The first mistake is treating CSRD as a direct legal obligation for every Indian exporter. Direct scope is narrower after Omnibus I and depends on EU structure and thresholds.

The second mistake is ignoring customer requests because the company is out of direct scope. Commercial exposure can still be real, especially for exporters, manufacturers, outsourced service providers, IT and business-process providers, logistics companies, and companies serving large EU groups.

The third mistake is assuming BRSR automatically solves CSRD. BRSR is useful, but it needs mapping and gap checks before it can support ESRS-style or customer-specific requests.

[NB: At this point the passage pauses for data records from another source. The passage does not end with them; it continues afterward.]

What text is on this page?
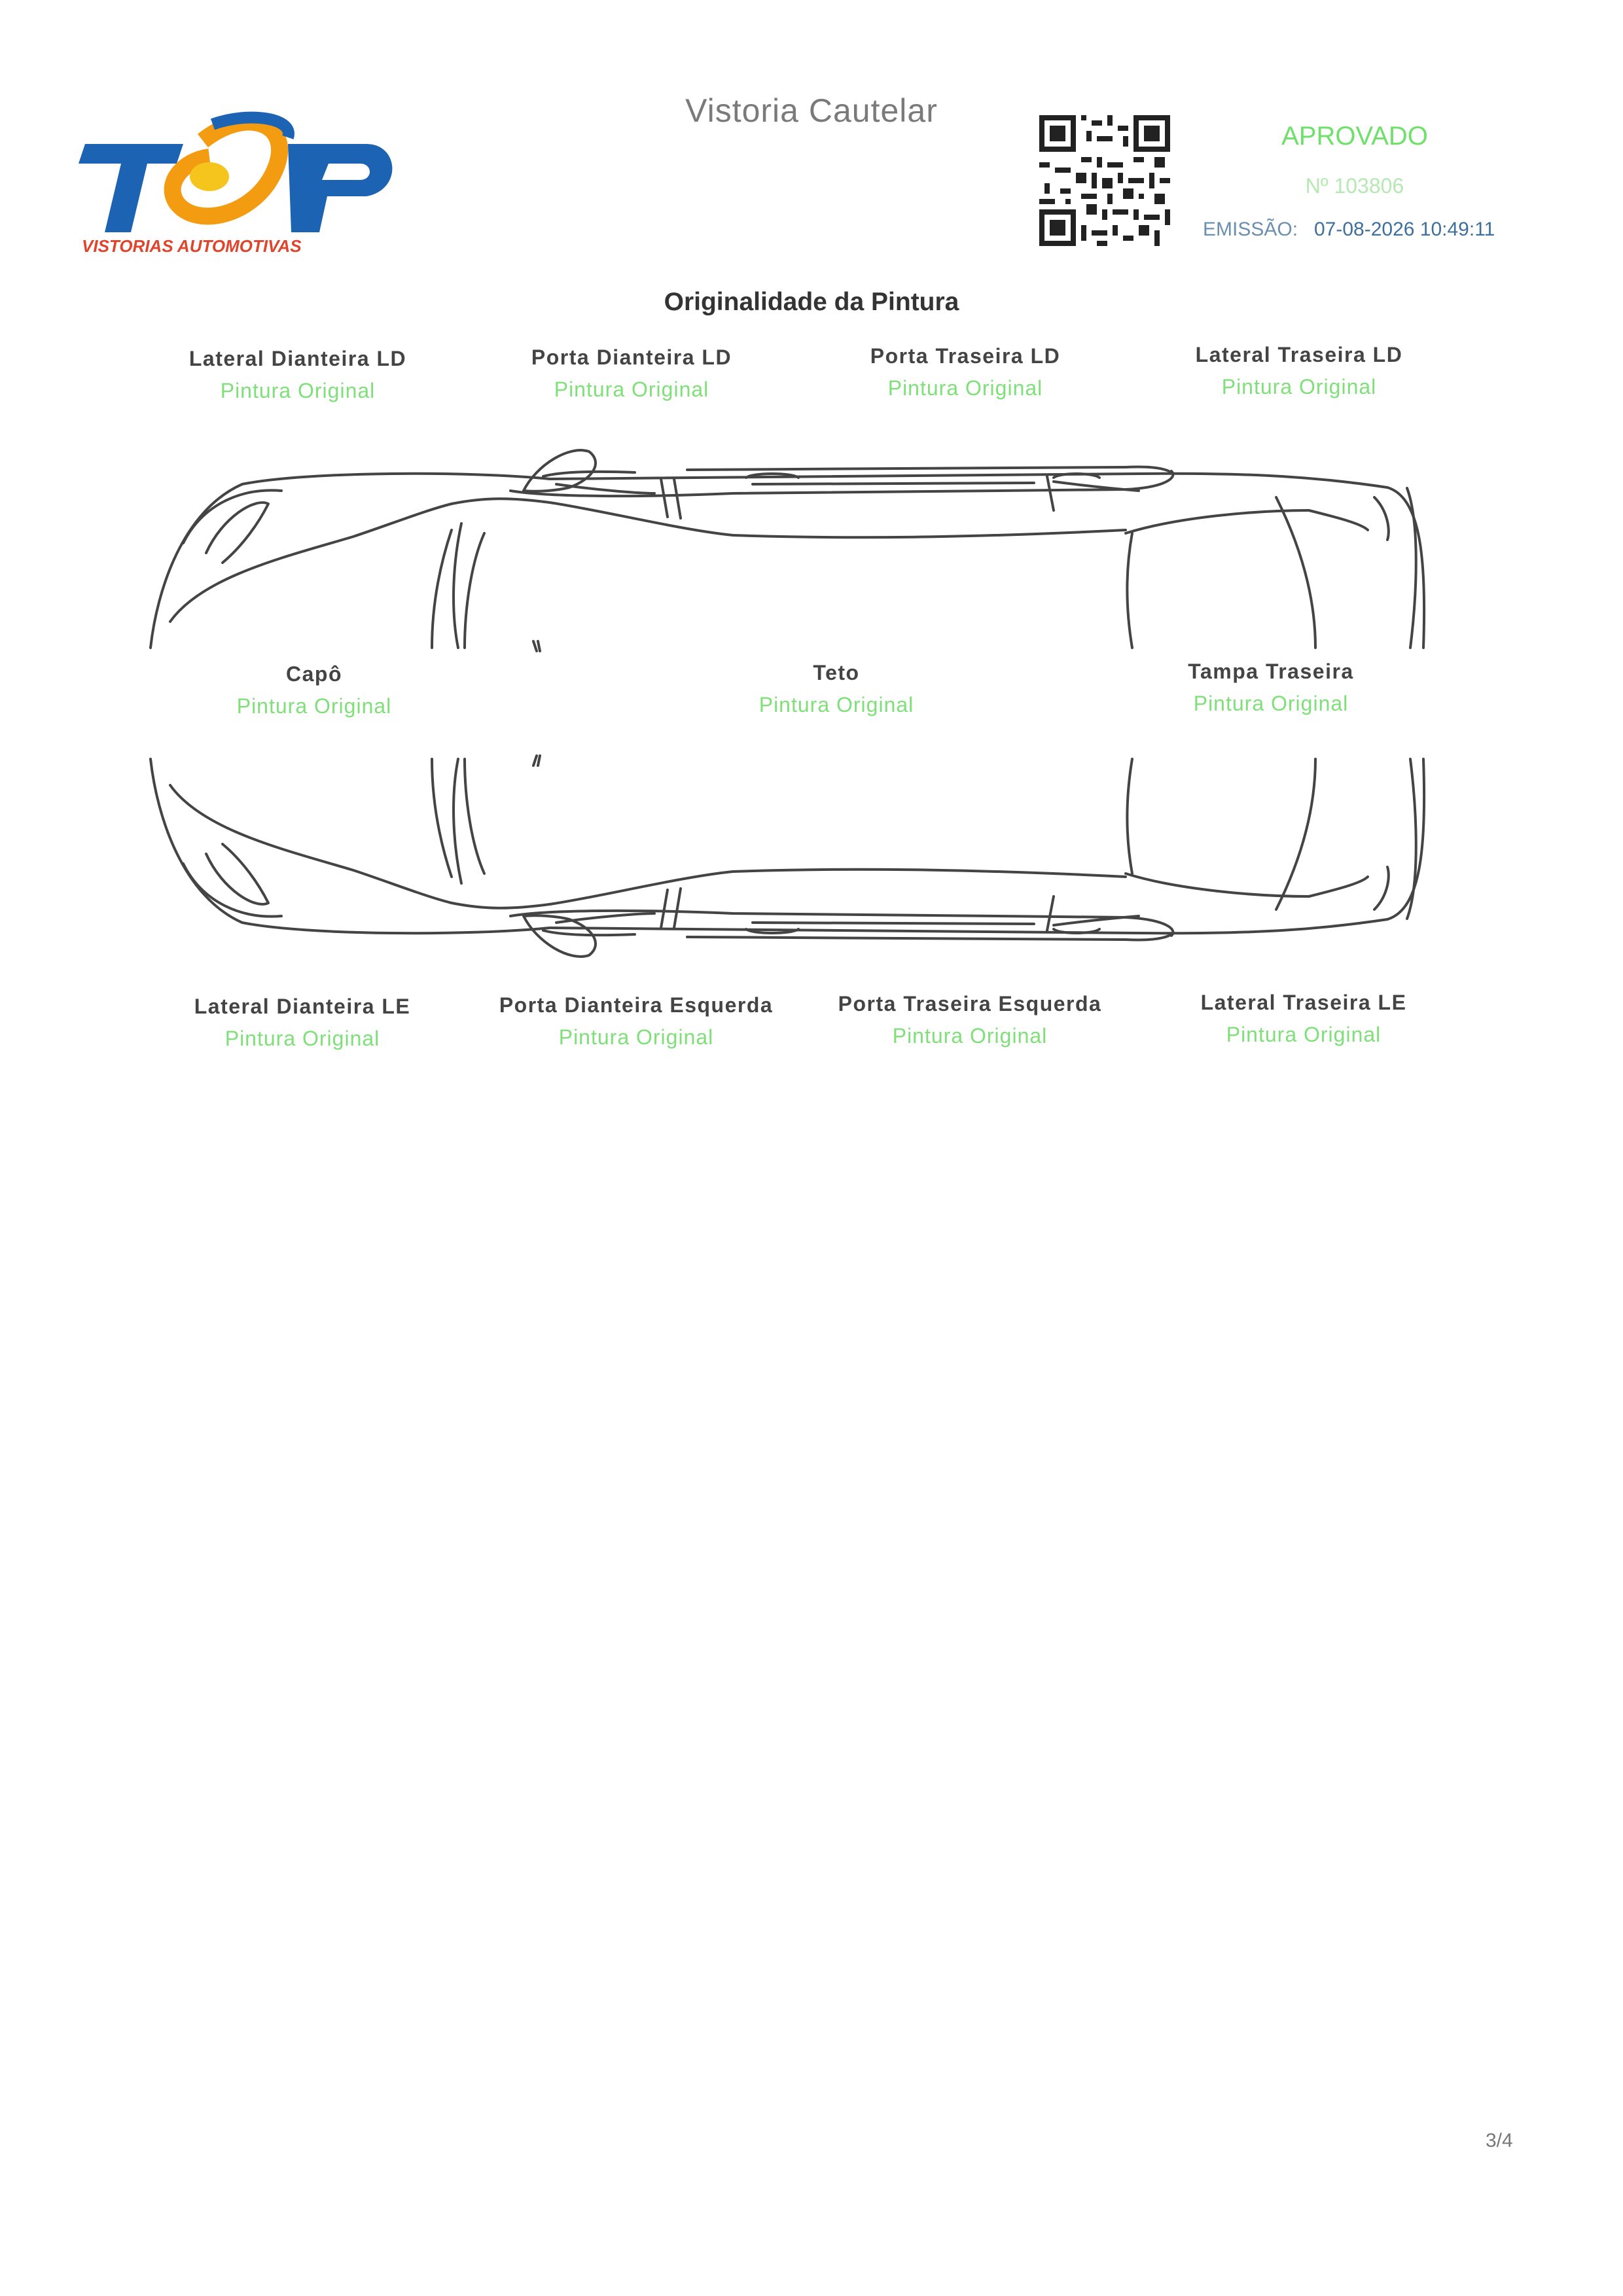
VISTORIAS AUTOMOTIVAS
Vistoria Cautelar
APROVADO
Nº 103806
EMISSÃO: 07-08-2026 10:49:11
Originalidade da Pintura
Lateral Dianteira LD
Pintura Original
Porta Dianteira LD
Pintura Original
Porta Traseira LD
Pintura Original
Lateral Traseira LD
Pintura Original
Capô
Pintura Original
Teto
Pintura Original
Tampa Traseira
Pintura Original
Lateral Dianteira LE
Pintura Original
Porta Dianteira Esquerda
Pintura Original
Porta Traseira Esquerda
Pintura Original
Lateral Traseira LE
Pintura Original
3/4
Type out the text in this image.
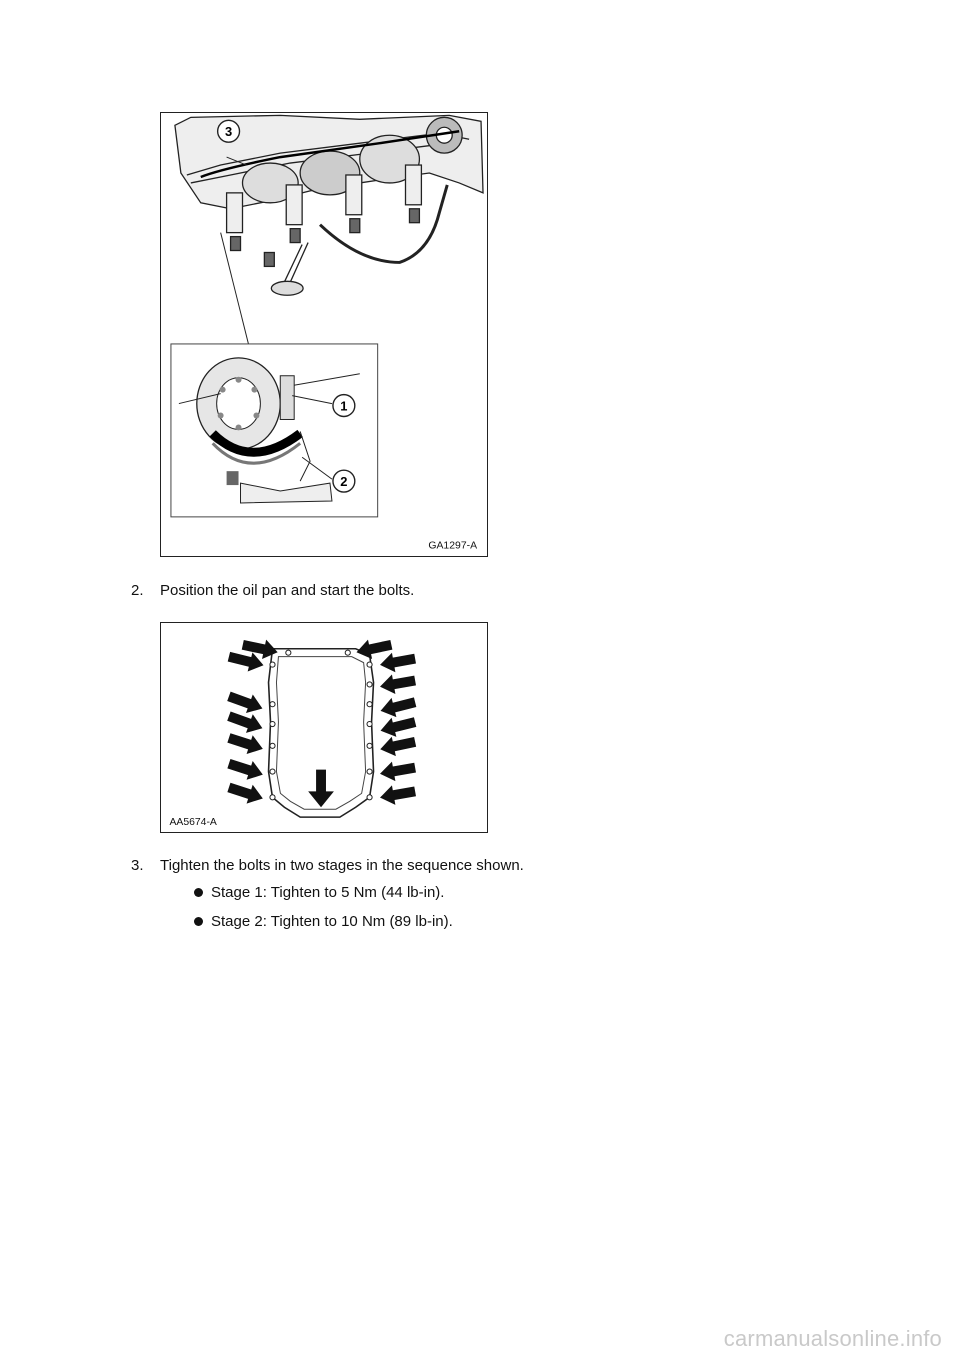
3
1
2
GA1297-A
2. Position the oil pan and start the bolts.
AA5674-A
3. Tighten the bolts in two stages in the sequence shown.
Stage 1: Tighten to 5 Nm (44 lb-in).
Stage 2: Tighten to 10 Nm (89 lb-in).
carmanualsonline.info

The fourth mistake is leaving emissions data too late. GHG calculations need energy, fuel, refrigerant, vehicle, travel, purchase, and sometimes product or service data. These are slow to reconstruct at year end.

What Indian companies should do now

A proportionate action plan looks like this:

  • 1. Scope check: confirm direct CSRD exposure based on EU turnover, subsidiaries, branches, listings, and Member State law.
  • 2. Customer exposure check: identify EU customers, multinational customers, lenders, investors, and tenders likely to ask for sustainability data.
  • 3. BRSR mapping: compare existing BRSR/BRSR Core disclosures against likely customer or ESRS data requests.
  • 4. GHG baseline: calculate Scope 1 and Scope 2 emissions, then identify relevant Scope 3 or service-level requests.
  • 5. Evidence pack: organize policies, calculations, invoices, activity data, certifications, and methodology notes.
  • 6. Response templates: prepare standard answers for common customer questionnaires.
  • 7. Annual refresh: update data and evidence each year rather than rebuilding from scratch.

How Keslio can help

Keslio helps companies respond proportionately to CSRD-related expectations without turning every request into a full ESG project. For Indian companies and suppliers, we can support:

Official sources and further reading

Conclusion

CSRD still matters for Indian companies, but the right response is now more nuanced. Some Indian groups may be directly in scope because of EU turnover, EU subsidiaries or branches, EU-listed securities, or EU entity thresholds. Many more will be indirectly affected through customer, parent-company, lender, investor, or procurement requests.

The best first step is to check the route, then build the right level of sustainability data. For many Indian companies, that means using BRSR where available, preparing reliable GHG calculations, and keeping an evidence-backed data pack that can answer customer requests without overbuilding a full CSRD report.